Además, ¿quién dijo que le faltan méritos al bambino? Es verdad que como todos los escribas de la clase del 19, recibió de lleno la indeleble marca de fuego que deja para siempre en el espíritu la lectura de un folletito de ese, donde ahí lo ven, todo un literato de campanillas, doctor Tony Agita. Pobre mamón, el encontronazo lírico se le subió a la cabeza. Chocho, al principio, al ver que le bastaba romperse todo para evacuar una parrafada que hasta el mismo doctor Basilio, experto calígrafo, atribuía, si no estaba en su sano, a la acreditada Sónnecken del maestro; luego, con los pies echando humo, cuando constató la partenza de la más aquilatada joya del escritor: el sello personal. Al que madruga, Dios lo ayuda; al año, mientras esperaba turno en la razón social de Montenegro, una feliz casualidad le puso en los carpinchos un ejemplar de la provechosa obrita sesuda Bocetos biográficos del doctor Ramón S. Castillo; la abrió en la página 135 y, sin más, tropezó con estas palabras que no tardó en copiar con el lápiz-tinta: "El general Cortés, dijo, que traía la palabra de los altos estudios militares del país, para hacer llegar a los elementos intelectuales civiles algo de los problemas atinentes a estos estudios que en las épocas actuales han dejado de ser un asunto de incumbencia exclusivamente profesional, para convertirse en cuestiones de vastos alcances de orden general". Leer esta bonitura y salir como portazo de una obsesión para entrar en otra fue... Raúl Riganti, el hombre torpedo. Antes que el reloj del Central de Frutos diera la hora del mondongo a la española, el ragazzo ya se había remachado en el caletre el primer borrador a grandes rasgos de otros bocetos casi idénticos sobre el general Ramírez, opus que no tardó en rematar pero que al corregir las pruebas de página le perlaba la frente un sudor frío ante la evidencia en letras de molde de que ese trabajito de preso era carente de toda fecunda originalidad y más bien resultaba un calco de la página 135, arriba especificada. 
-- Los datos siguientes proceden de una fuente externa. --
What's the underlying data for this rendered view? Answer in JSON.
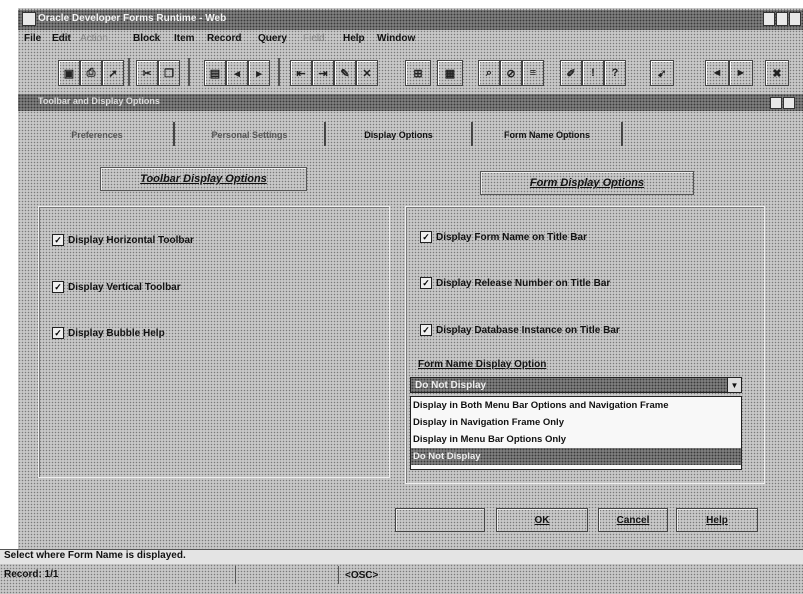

Con todo, no se dejó marear por el incienso de una crítica proba y constructiva; se repitió ¡qué diantre! que la consigna de la hora presente era la robusta personalidad y, a renglón seguido, se arrancó la túnica de Neso del estilo biográfico para calzar la bota Simón de una prosa más acorde a las exigencias del hombre al día: la que le brindara un párrafo medular del Príncipe que mató al dragón, de Alfredo Duhau. Agárrense, marmotas, que ahora les enseño el dulce de leche: "Para una animada y vibrante creación de la pantalla daría seguramente esta pequeña historia, nacida y desarrollada en los barrios más céntricos de nuestra metrópoli, historia de amor, palpitante y conmovedora. Son sus fases tan hondas e inesperadas como las que triunfan en el afortunado cinema". No se hagan la ilusión que ese lingote lo escarbó con sus propias uñas; se lo cedió una testa coronada de nuestras letras, Virgilio Guillermone, que lo había retenido en la memoria para uso personal y que ya no lo precisaba por haber engrosado la cofradía del bardo Gongo. ¡Presente griego! El parrafito resultó a las cansadas uno de esos paisajes ante los que rompe la paleta el pintor; el cadete sudaba tinta para revivir los primores que destaca esa muestra en una novelita de primera comunión, que ya estaba a la firma de ese gran incansable que se llama Bruno De Gubernatis. Pero más adelante don Cangrejo: la novelita le salió más bien un informe sobre el Estatuto del Negro Falucho, que le valió ingresar en la comparsa Los morenos de Balvanera, amén del Gran Premio de Honor de la Academia de la Historia. ¡Pobre lechón! Lo mareó ese halago de la fortuna y antes que amaneciera el Día del Reservista se permitió un articulejo sobre la "muerte propia" de Rilke, escritor de raigambre superficial en la República, católico eso sí.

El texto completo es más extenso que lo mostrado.